Mass and Energy Balance in the Near-Surface Layers of a Cometary Nucleus

In the near future, several space missions are scheduled, which will closely investigate short-period comets. Some of these (e.g., ROSETTA) will also deliver landing probes for in situ investigations of the nucleus' surface. Therefore there is now renewed interest in the structure and behavior of cometary surface layers.

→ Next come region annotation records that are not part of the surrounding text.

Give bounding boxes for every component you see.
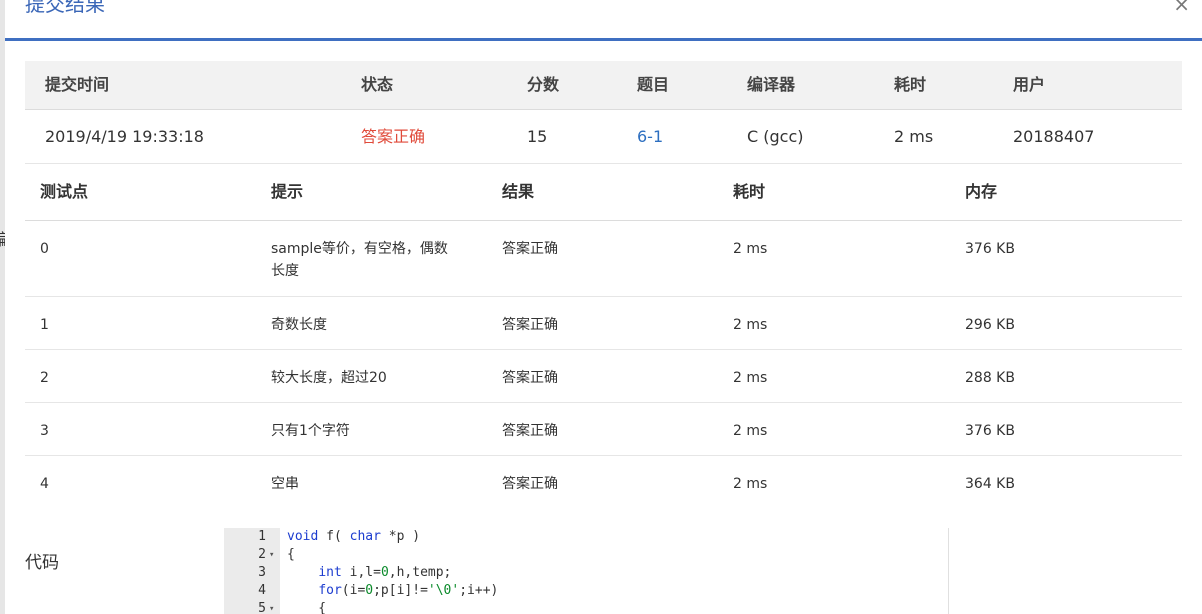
case-result: 答案正确 xyxy=(502,241,558,257)
header-status: 状态 xyxy=(361,75,394,94)
case-result: 答案正确 xyxy=(502,476,558,492)
case-memory: 296 KB xyxy=(965,317,1015,333)
close-icon[interactable]: × xyxy=(1173,0,1190,16)
header-user: 用户 xyxy=(1013,75,1046,94)
code-text: for(i=0;p[i]!='\0';i++) xyxy=(318,583,499,598)
line-number: 1 xyxy=(258,529,266,544)
header-hint: 提示 xyxy=(271,182,304,201)
case-result: 答案正确 xyxy=(502,423,558,439)
case-id: 3 xyxy=(40,423,49,439)
problem-link[interactable]: 6-1 xyxy=(637,110,663,163)
table-row: 3 只有1个字符 答案正确 2 ms 376 KB xyxy=(25,403,1182,456)
summary-row: 2019/4/19 19:33:18 答案正确 15 6-1 C (gcc) 2… xyxy=(25,110,1182,164)
table-row: 2 较大长度，超过20 答案正确 2 ms 288 KB xyxy=(25,350,1182,403)
case-id: 4 xyxy=(40,476,49,492)
header-score: 分数 xyxy=(527,75,560,94)
summary-header-row: 提交时间 状态 分数 题目 编译器 耗时 用户 xyxy=(25,61,1182,110)
case-elapsed: 2 ms xyxy=(733,317,768,333)
case-hint: 只有1个字符 xyxy=(271,423,350,439)
case-result: 答案正确 xyxy=(502,370,558,386)
case-memory: 364 KB xyxy=(965,476,1015,492)
header-result: 结果 xyxy=(502,182,535,201)
fold-icon[interactable]: ▾ xyxy=(269,546,274,564)
header-memory: 内存 xyxy=(965,182,998,201)
header-case-id: 测试点 xyxy=(40,182,89,201)
case-memory: 288 KB xyxy=(965,370,1015,386)
code-text: { xyxy=(287,547,295,562)
case-memory: 376 KB xyxy=(965,423,1015,439)
submission-result-dialog: 提交结果 × 提交时间 状态 分数 题目 编译器 耗时 用户 2019/4/19… xyxy=(5,0,1202,614)
case-memory: 376 KB xyxy=(965,241,1015,257)
case-hint-line: sample等价，有空格，偶数 xyxy=(271,241,448,257)
case-elapsed: 2 ms xyxy=(733,476,768,492)
header-submit-time: 提交时间 xyxy=(45,75,110,94)
line-number: 2 xyxy=(258,547,266,562)
header-compiler: 编译器 xyxy=(747,75,796,94)
table-row: 0 sample等价，有空格，偶数 长度 答案正确 2 ms 376 KB xyxy=(25,221,1182,297)
submission-summary-table: 提交时间 状态 分数 题目 编译器 耗时 用户 2019/4/19 19:33:… xyxy=(25,61,1182,164)
compiler-value: C (gcc) xyxy=(747,127,804,146)
cases-header-row: 测试点 提示 结果 耗时 内存 xyxy=(25,163,1182,221)
code-text: int i,l=0,h,temp; xyxy=(318,565,452,580)
code-text: { xyxy=(287,601,327,614)
case-hint: sample等价，有空格，偶数 长度 xyxy=(271,238,448,282)
status-value: 答案正确 xyxy=(361,127,426,146)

In this paper we discuss in detail some basic features that may constitute the "landscape" of a comet nucleus: gas outflow from gaps and holes is considered, based on a fundamental kinetic approach and previous work. Both the gas emission from icedominated walls and the outflow through "dusty" channels with a sublimating icy bottom are calculated. We attribute special emphasis to the influence of recondensation on the energy balance. It is found that-assuming realistic temperature profiles as a function of depth-there exist areas of net recondensation along the walls of ice channels, which might act as interior heat sources. Furthermore, our Monte Carlo model is applied to interpret some results obtained in various comet simulation (KOSI) experiments, which were performed in the years 1989-1993 with porous ice samples irradiated in the space simulator at DLR Cologne/Germany. It was found that when using the measured temperature profile inside the ice sample Monte Carlo calculations predict that the recondensation region coincides with the region of the steepest temperature gradient.

Another result relevant for the understanding of cometary surface phenomena is that at least in first order the temperature difference between a sublimating ice front and the surface temperature of an overlying porous dust mantle or nonvolatile cohesive residuum is almost independent of the thickness of the nonvolatile layer.